@ jeuneetpunchy.com Le texte de cet article est la propriété de son auteur et ne peut être utilisé sans son accord et sous certaines conditions.


 

tri, liberté, femme, joie

Le b-a ba du tri qui libère

Ou plan d’attaque pour libérer ses blocages et passer à l’action, et faire de la place à ce que l’on aime vraiment et à la nouveauté.

Journaux, magazines, papiers qui s’accumulent, vêtements qui débordent dans les placards…et la cave qui est engorgée par tous les « refourgués » dont on ne savait que faire et qu’on a déposé là en attendant…

J’ai personnellement toujours aimé vivre dans un espace dépouillé, minimaliste où tout est bien rangé –chaque chose à sa place- out net, « nickel chrome » comme diraient les personnes qui me connaissent. J’ai souvent déménagé par le passé et quel sentiment de bien-être de se délester du surplus, du passé révolu et de faire place nette à la nouveauté, à un nouveau mobilier, nouveau style, nouveau décor, une nouvelle vie, nouvelle étape. Puis, alors que ce devait être un logement « temporaire » voilà que je suis restée une bonne quinzaine d’années dans le même appartement, la vie en a décidé ainsi…le temps d’une belle traversée du désert… Et voilà qu’à un moment donné, je me rends compte que une multitude de trucs divers et variés, de magazines, de documents à lire ou à relire se sont amoncelés et que la cave est pleine de « ça pourrait servir… » ou « je le donnerai à untel… » ou « je verrais ce que j’en fais plus tard … » ou de produits multiples issus d’opérations promotionnelles diverses et variées…

Alors opération commando et 1er tri puis second et 3ème, 4ème ou plus si besoin jusqu’à faire enfin place nette et n’avoir gardé que l’essentiel. La méthode de faire en plusieurs tris, plusieurs étapes permet de mieux gérer la situation et surtout de démarrer les hostilités contre l’amoncellement en douceur…

Car pourquoi a-t-on parfois du mal à s’y mettre ?

Le désordre représente en fait toutes les décisions que l’on n’a pas prises, qui reste à prendre, et on a souvent la sensation que cela demande une énergie considérable. Eliminer, c’est apprendre à faire des choix et cela peut parfois être difficile et douloureux. Et pour certaines personnes, conserver un maximum d’objets donne parfois un sentiment de sécurité.

Et pourquoi a-t-on intérêt à le faire ?

Le désordre est l’équivalent visuel du bruit de fonds. Il fatigue, au sens propre (fouiller pour trouver ce que l’on cherche) comme au sens figuré (stress, découragement).
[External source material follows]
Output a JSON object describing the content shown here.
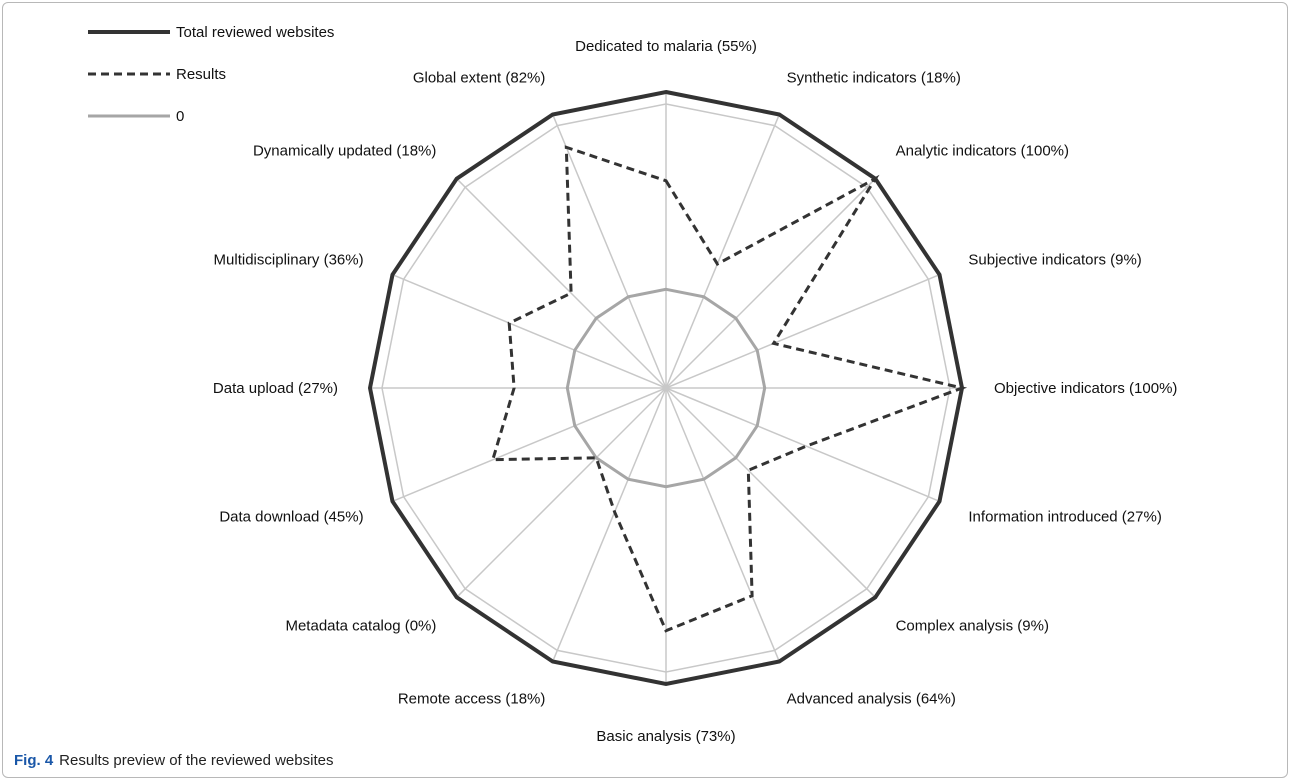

Et il nous coûte perte d’argent (racheter ce que l’on ne retrouve pas) et de temps.

Trier c’est donc maîtriser l’espace et le temps, mettre de l’ordre dans sa tête et dans sa vie et ne garder que l’essentiel pour nous. Faire de la place autour de soi, c’est faire de la place en soi, se débarrasser de l’inutile permet de s’ouvrir au changement.
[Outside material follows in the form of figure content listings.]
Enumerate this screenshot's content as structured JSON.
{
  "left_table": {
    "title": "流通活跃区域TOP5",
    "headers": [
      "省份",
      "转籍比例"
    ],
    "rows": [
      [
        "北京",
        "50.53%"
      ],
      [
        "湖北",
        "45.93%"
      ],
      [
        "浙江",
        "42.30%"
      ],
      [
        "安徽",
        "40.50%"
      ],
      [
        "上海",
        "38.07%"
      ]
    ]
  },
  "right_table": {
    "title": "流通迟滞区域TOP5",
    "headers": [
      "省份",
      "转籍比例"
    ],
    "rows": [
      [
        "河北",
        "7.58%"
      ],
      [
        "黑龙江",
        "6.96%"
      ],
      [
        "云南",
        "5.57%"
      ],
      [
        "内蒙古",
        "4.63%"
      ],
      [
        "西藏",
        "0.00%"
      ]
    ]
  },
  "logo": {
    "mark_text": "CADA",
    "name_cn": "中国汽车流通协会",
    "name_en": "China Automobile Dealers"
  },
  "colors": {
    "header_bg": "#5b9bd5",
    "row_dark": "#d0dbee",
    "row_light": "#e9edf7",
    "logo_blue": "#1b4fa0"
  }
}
Faire le ménage chez soi, faire le ménage en soi.

 N’avez-vous jamais éprouvé l’envie profonde de tout ranger, de faire « le ménage de printemps » chez vous après une période difficile, pour la balayer justement, la rayer définitivement de notre vie et de nos mémoires. Et cela vous paraissait impossible, vu l’ampleur de la tâche et ne sachant pas par quel bout commencer. Au début, on sort tout, tout est déballé et c’est pire. C’est pourquoi il faut utiliser la méthode par étapes successives et ne pas tout sortir ni vouloir ranger en une fois mais faire un premier tri sommaire, un second, un troisième, autant qu’il y en aura besoin pour une pièce ou un espace donné ou le dressing, les vêtements, une partie assez douloureuse bien souvent. Une seule question doit alors occuper notre esprit : « Est-ce que ça m’est encore utile et m’apporte encore du plaisir, de la satisfaction ? »  Pour chaque pièce, vêtement, on décide oui, non, je verrais plus tard. Et on refait ce même tri plus tard en conscience avec ce que l’on avait mis dans les « je verrais plus tard ». Et ainsi de suite.
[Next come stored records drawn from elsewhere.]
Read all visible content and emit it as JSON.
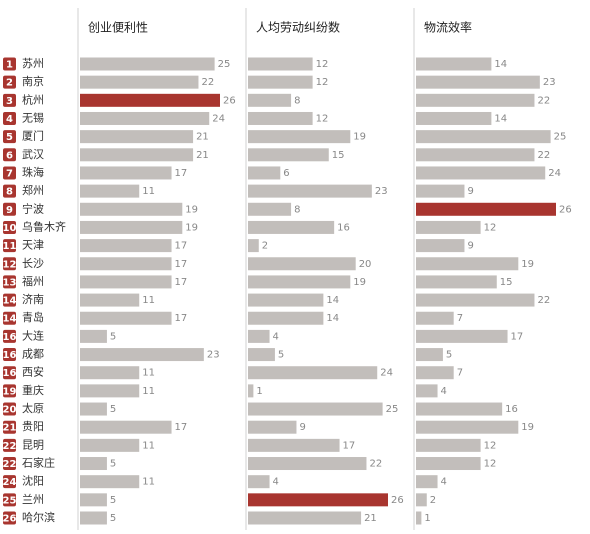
{
  "chart_data": {
    "type": "bar",
    "orientation": "horizontal",
    "ranks": [
      1,
      2,
      3,
      4,
      5,
      6,
      7,
      8,
      9,
      10,
      11,
      12,
      13,
      14,
      14,
      16,
      16,
      16,
      19,
      20,
      21,
      22,
      22,
      24,
      25,
      26
    ],
    "categories": [
      "苏州",
      "南京",
      "杭州",
      "无锡",
      "厦门",
      "武汉",
      "珠海",
      "郑州",
      "宁波",
      "乌鲁木齐",
      "天津",
      "长沙",
      "福州",
      "济南",
      "青岛",
      "大连",
      "成都",
      "西安",
      "重庆",
      "太原",
      "贵阳",
      "昆明",
      "石家庄",
      "沈阳",
      "兰州",
      "哈尔滨"
    ],
    "rank_color": "#a8352f",
    "series": [
      {
        "name": "创业便利性",
        "color": "#c2bebb",
        "highlight": [
          2
        ],
        "highlight_color": "#a8352f",
        "values": [
          25,
          22,
          26,
          24,
          21,
          21,
          17,
          11,
          19,
          19,
          17,
          17,
          17,
          11,
          17,
          5,
          23,
          11,
          11,
          5,
          17,
          11,
          5,
          11,
          5,
          5
        ]
      },
      {
        "name": "人均劳动纠纷数",
        "color": "#c2bebb",
        "highlight": [
          24
        ],
        "highlight_color": "#a8352f",
        "values": [
          12,
          12,
          8,
          12,
          19,
          15,
          6,
          23,
          8,
          16,
          2,
          20,
          19,
          14,
          14,
          4,
          5,
          24,
          1,
          25,
          9,
          17,
          22,
          4,
          26,
          21
        ]
      },
      {
        "name": "物流效率",
        "color": "#c2bebb",
        "highlight": [
          8
        ],
        "highlight_color": "#a8352f",
        "values": [
          14,
          23,
          22,
          14,
          25,
          22,
          24,
          9,
          26,
          12,
          9,
          19,
          15,
          22,
          7,
          17,
          5,
          7,
          4,
          16,
          19,
          12,
          12,
          4,
          2,
          1
        ]
      }
    ]
  }
}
Tout s’éclaircit in fine et est « nickel chrome » après bien des efforts et des découragements mais quelle satisfaction ! Et ce, à tous les niveaux et en passant, on a fait quelques heureux, la voisine qui passait par là, les copines,  les organisations du style Emmaüs, Secours Catholique, Secours Populaire, etc.

Quelle belle analogie avec le travail que l’on doit ou devrait faire dans sa tête si encombrée souvent…. !!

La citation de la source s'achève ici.